MONTEGO BAY, St James — JUSTICE Minister Senator Mark Golding says a fledgling legal outsourcing industry could provide employment prospects for young lawyers.
"We are training lots of new, young lawyers to come on board into the legal profession. How are we going to employ all of them?" Golding asked at a justice forum in this western resort city.
"Montego Bay, apart from being a resort capital of Jamaica, is also a business capital of Jamaica and has potential for growth of employment in Jamaica, through business process outsourcing, knowledge process outsourcing, even legal process outsourcing which is a new field that is emerging," the justice minister argued.
He pointed to large international firms handling major acquisition transactions and mergers which were outsourcing "millions of documents that have to be reviewed from a due diligence standpoint". Firms in countries like India, where lawyers charge more competitive rates than their counterparts in London or New York, were benefitting, the justice minister said.

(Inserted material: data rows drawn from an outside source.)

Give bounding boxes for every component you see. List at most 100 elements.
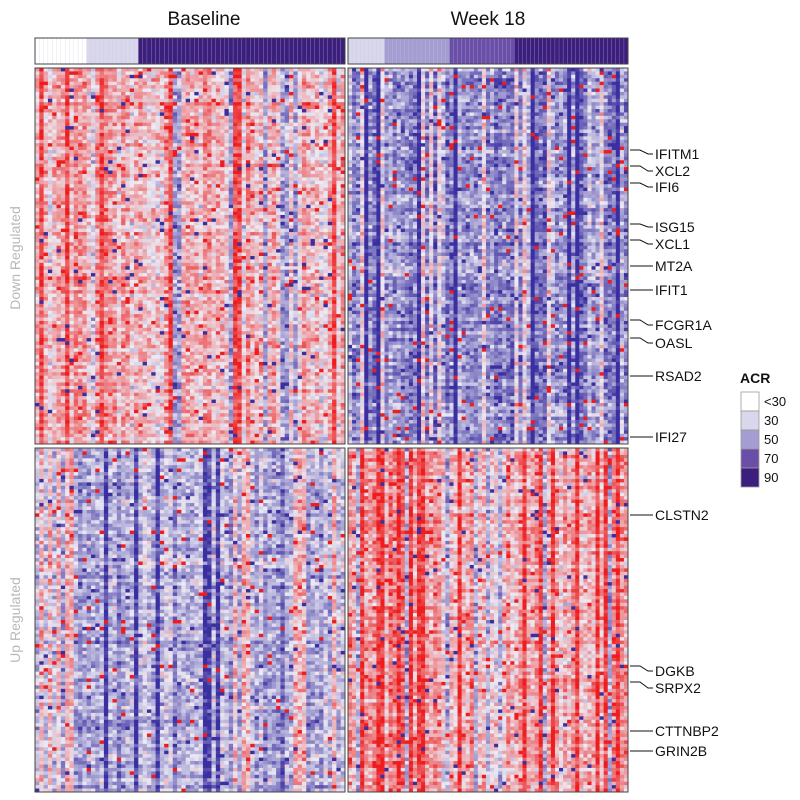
heatmap-cell <box>69 112 75 117</box>
heatmap-cell <box>241 238 247 243</box>
heatmap-cell <box>90 136 96 141</box>
heatmap-cell <box>69 91 75 96</box>
heatmap-cell <box>185 170 191 175</box>
heatmap-cell <box>190 276 195 281</box>
heatmap-cell <box>267 156 273 161</box>
heatmap-cell <box>336 293 342 298</box>
heatmap-cell <box>146 180 152 185</box>
heatmap-cell <box>159 126 165 130</box>
acr-annotation-cell <box>437 37 442 65</box>
heatmap-cell <box>39 129 44 134</box>
heatmap-cell <box>181 102 187 106</box>
heatmap-cell <box>65 71 70 76</box>
heatmap-cell <box>263 218 268 223</box>
heatmap-cell <box>129 163 135 168</box>
heatmap-cell <box>245 173 251 178</box>
heatmap-cell <box>155 245 161 250</box>
heatmap-cell <box>129 262 135 267</box>
heatmap-cell <box>233 105 238 110</box>
heatmap-cell <box>39 112 44 117</box>
heatmap-cell <box>323 249 329 253</box>
heatmap-cell <box>155 256 161 260</box>
heatmap-cell <box>323 98 329 103</box>
heatmap-cell <box>155 221 161 226</box>
heatmap-cell <box>336 71 342 76</box>
heatmap-cell <box>69 245 75 250</box>
heatmap-cell <box>233 235 238 240</box>
heatmap-cell <box>142 221 148 226</box>
heatmap-cell <box>194 279 199 284</box>
heatmap-cell <box>116 273 122 277</box>
heatmap-cell <box>237 98 243 103</box>
heatmap-cell <box>138 170 143 175</box>
heatmap-cell <box>319 252 324 257</box>
heatmap-cell <box>60 129 66 134</box>
heatmap-cell <box>314 102 320 106</box>
heatmap-cell <box>228 245 234 250</box>
heatmap-cell <box>267 184 273 188</box>
heatmap-cell <box>284 249 290 253</box>
heatmap-cell <box>327 156 333 161</box>
heatmap-cell <box>159 286 165 291</box>
heatmap-cell <box>65 143 70 147</box>
heatmap-cell <box>177 91 182 96</box>
heatmap-cell <box>103 173 109 178</box>
heatmap-cell <box>138 290 143 294</box>
heatmap-cell <box>224 279 230 284</box>
heatmap-cell <box>327 136 333 141</box>
heatmap-cell <box>284 286 290 291</box>
heatmap-cell <box>108 221 113 226</box>
heatmap-cell <box>129 129 135 134</box>
heatmap-cell <box>263 115 268 120</box>
heatmap-cell <box>224 235 230 240</box>
heatmap-cell <box>73 283 79 288</box>
heatmap-cell <box>168 232 174 236</box>
heatmap-cell <box>90 214 96 219</box>
heatmap-cell <box>198 266 204 271</box>
heatmap-cell <box>181 150 187 154</box>
heatmap-cell <box>306 153 311 158</box>
heatmap-cell <box>310 129 316 134</box>
heatmap-cell <box>65 218 70 223</box>
heatmap-cell <box>39 74 44 79</box>
heatmap-cell <box>39 146 44 151</box>
heatmap-cell <box>116 129 122 134</box>
heatmap-cell <box>202 279 208 284</box>
heatmap-cell <box>245 136 251 141</box>
heatmap-cell <box>185 112 191 117</box>
heatmap-cell <box>250 249 255 253</box>
heatmap-cell <box>202 269 208 274</box>
heatmap-cell <box>190 221 195 226</box>
heatmap-cell <box>258 153 264 158</box>
heatmap-cell <box>121 218 126 223</box>
heatmap-cell <box>267 276 273 281</box>
heatmap-cell <box>43 173 49 178</box>
heatmap-cell <box>86 78 92 83</box>
heatmap-cell <box>250 78 255 83</box>
heatmap-cell <box>250 269 255 274</box>
heatmap-cell <box>99 290 105 294</box>
heatmap-cell <box>332 119 337 124</box>
heatmap-cell <box>116 78 122 83</box>
heatmap-cell <box>56 228 62 233</box>
heatmap-cell <box>99 245 105 250</box>
heatmap-cell <box>211 156 217 161</box>
heatmap-cell <box>215 68 221 72</box>
heatmap-cell <box>241 262 247 267</box>
heatmap-cell <box>73 276 79 281</box>
heatmap-cell <box>233 221 238 226</box>
heatmap-cell <box>103 85 109 89</box>
heatmap-cell <box>340 225 346 230</box>
heatmap-cell <box>181 71 187 76</box>
heatmap-cell <box>60 102 66 106</box>
heatmap-cell <box>155 98 161 103</box>
heatmap-cell <box>314 68 320 72</box>
heatmap-cell <box>276 150 281 154</box>
heatmap-cell <box>280 129 286 134</box>
heatmap-cell <box>224 259 230 264</box>
heatmap-cell <box>155 150 161 154</box>
acr-annotation-cell <box>514 37 519 65</box>
heatmap-cell <box>82 204 88 209</box>
heatmap-cell <box>228 283 234 288</box>
heatmap-cell <box>271 146 277 151</box>
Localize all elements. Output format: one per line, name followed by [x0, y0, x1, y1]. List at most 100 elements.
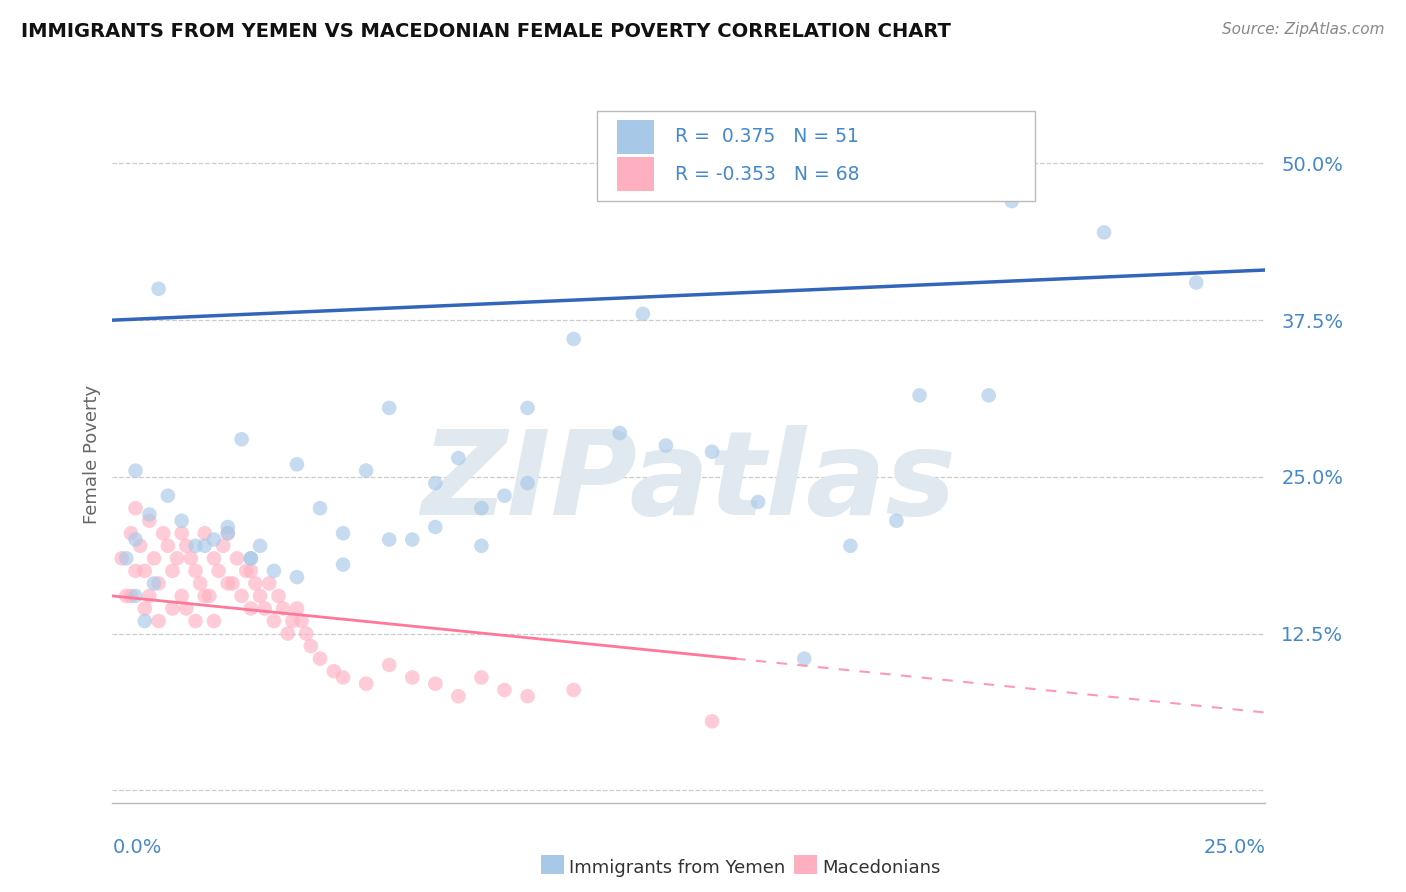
Point — [156, 489, 179, 503]
Point — [609, 425, 631, 440]
Point — [285, 458, 308, 472]
Point — [235, 564, 257, 578]
Point — [354, 676, 377, 690]
Point — [170, 526, 193, 541]
Point — [309, 651, 332, 665]
Point — [217, 576, 239, 591]
Point — [194, 539, 217, 553]
Point — [180, 551, 202, 566]
Point — [562, 332, 585, 346]
Point — [188, 576, 211, 591]
Point — [516, 690, 538, 704]
Point — [162, 564, 184, 578]
Point — [562, 683, 585, 698]
Point — [217, 526, 239, 541]
Point — [655, 438, 678, 452]
Point — [295, 626, 318, 640]
Point — [143, 551, 166, 566]
Point — [124, 589, 146, 603]
Point — [170, 514, 193, 528]
Point — [221, 576, 243, 591]
Point — [271, 601, 294, 615]
Point — [134, 564, 156, 578]
Point — [747, 495, 769, 509]
Point — [285, 601, 308, 615]
Point — [277, 626, 299, 640]
Point — [138, 508, 160, 522]
Bar — [617, 157, 654, 191]
Point — [401, 670, 423, 684]
Text: 0.0%: 0.0% — [112, 838, 162, 856]
Point — [143, 576, 166, 591]
Point — [194, 526, 217, 541]
Point — [184, 614, 207, 628]
Bar — [617, 120, 654, 153]
Point — [245, 576, 267, 591]
Point — [115, 589, 138, 603]
Point — [470, 670, 492, 684]
Point — [290, 614, 312, 628]
Point — [253, 601, 276, 615]
Point — [124, 464, 146, 478]
Point — [202, 533, 225, 547]
Point — [494, 683, 516, 698]
Text: Source: ZipAtlas.com: Source: ZipAtlas.com — [1222, 22, 1385, 37]
Point — [516, 476, 538, 491]
Point — [115, 551, 138, 566]
Point — [124, 501, 146, 516]
Point — [198, 589, 221, 603]
Point — [470, 501, 492, 516]
Text: R =  0.375   N = 51: R = 0.375 N = 51 — [675, 128, 859, 146]
Point — [134, 601, 156, 615]
Point — [378, 533, 401, 547]
Point — [793, 651, 815, 665]
Point — [259, 576, 281, 591]
Point — [212, 539, 235, 553]
Point — [194, 589, 217, 603]
Point — [170, 589, 193, 603]
Point — [281, 614, 304, 628]
Point — [239, 551, 262, 566]
Point — [226, 551, 249, 566]
Point — [470, 539, 492, 553]
Point — [447, 451, 470, 466]
Point — [425, 676, 447, 690]
Point — [516, 401, 538, 415]
Point — [299, 639, 322, 653]
Point — [156, 539, 179, 553]
Point — [249, 589, 271, 603]
Text: ZIPatlas: ZIPatlas — [422, 425, 956, 541]
Point — [124, 533, 146, 547]
Point — [239, 601, 262, 615]
Point — [285, 570, 308, 584]
Point — [267, 589, 290, 603]
Text: R = -0.353   N = 68: R = -0.353 N = 68 — [675, 165, 859, 184]
Bar — [596, 111, 1035, 201]
Point — [332, 558, 354, 572]
Point — [401, 533, 423, 547]
Point — [239, 564, 262, 578]
Text: 25.0%: 25.0% — [1204, 838, 1265, 856]
Point — [354, 464, 377, 478]
Point — [447, 690, 470, 704]
Point — [148, 614, 170, 628]
Point — [174, 539, 197, 553]
Point — [700, 714, 723, 729]
Point — [700, 444, 723, 458]
Point — [120, 526, 142, 541]
Point — [425, 476, 447, 491]
Point — [378, 657, 401, 672]
Point — [1092, 226, 1115, 240]
Point — [202, 551, 225, 566]
Point — [217, 526, 239, 541]
Point — [148, 576, 170, 591]
Point — [249, 539, 271, 553]
Point — [231, 432, 253, 446]
Point — [138, 514, 160, 528]
Point — [908, 388, 931, 402]
Text: Macedonians: Macedonians — [823, 859, 941, 877]
Point — [111, 551, 134, 566]
Point — [239, 551, 262, 566]
Point — [332, 670, 354, 684]
Point — [129, 539, 152, 553]
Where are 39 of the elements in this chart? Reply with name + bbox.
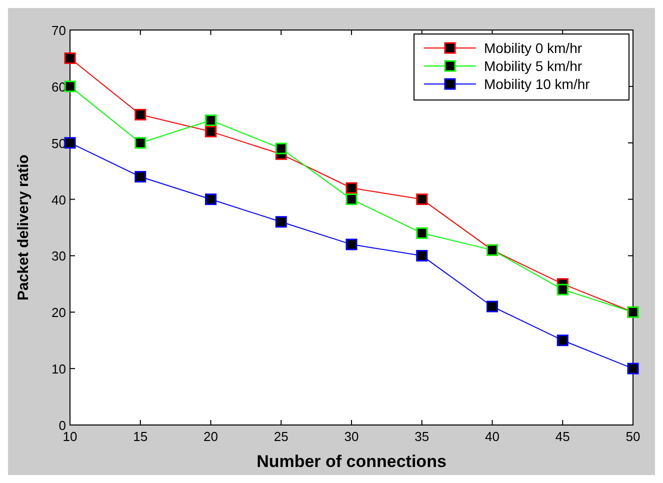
point [275,216,287,228]
point [275,142,287,154]
legend-label: Mobility 0 km/hr [484,40,582,56]
point [556,334,568,346]
point [416,227,428,239]
x-tick-label: 45 [555,429,570,444]
x-tick-label: 20 [204,429,218,444]
legend-label: Mobility 5 km/hr [484,58,582,74]
x-tick-label: 40 [485,429,500,444]
y-tick-label: 10 [52,362,66,377]
point [64,137,76,149]
point [346,194,358,206]
point [134,108,146,120]
point [416,250,428,262]
point [346,238,358,250]
point [205,194,216,206]
x-tick-label: 25 [274,429,288,444]
x-tick-label: 30 [344,429,359,444]
point [556,284,568,296]
x-tick-label: 15 [133,429,148,444]
point [346,182,358,194]
point [64,52,76,64]
point [134,137,146,149]
point [416,194,428,206]
x-tick-label: 35 [414,429,430,444]
x-tick-label: 50 [626,429,640,444]
legend-label: Mobility 10 km/hr [484,76,590,92]
point [64,80,76,92]
x-axis-title: Number of connections [256,452,446,471]
y-tick-label: 30 [52,248,66,264]
y-axis-title: Packet delivery ratio [15,154,32,300]
point [486,300,498,312]
y-tick-label: 20 [52,305,66,320]
y-tick-label: 40 [52,192,66,208]
point [627,362,639,374]
point [205,114,216,126]
point [205,126,216,138]
y-tick-label: 70 [52,23,66,38]
point [134,170,146,182]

"That is an area where I think that Jamaica can look to get into," he said.
However, he warned that activities in the lottery scam, prevalent in Montego Bay, threatens the likelihood of these jobs.
"But, if we have a problem where our image and reputation is being soiled, as a place where dishonesty is rife and elderly people abroad, vulnerable people abroad are being ripped off by unscrupulous persons here who are using information which those businesses generate here, then our future is being compromised and we can't afford to let that happen."
He reiterated that legislation to tackle the lottery scam should be in place by the end of this fiscal year.
His expectation hinges on information that the first draft of a bill will come before Cabinet by month-end.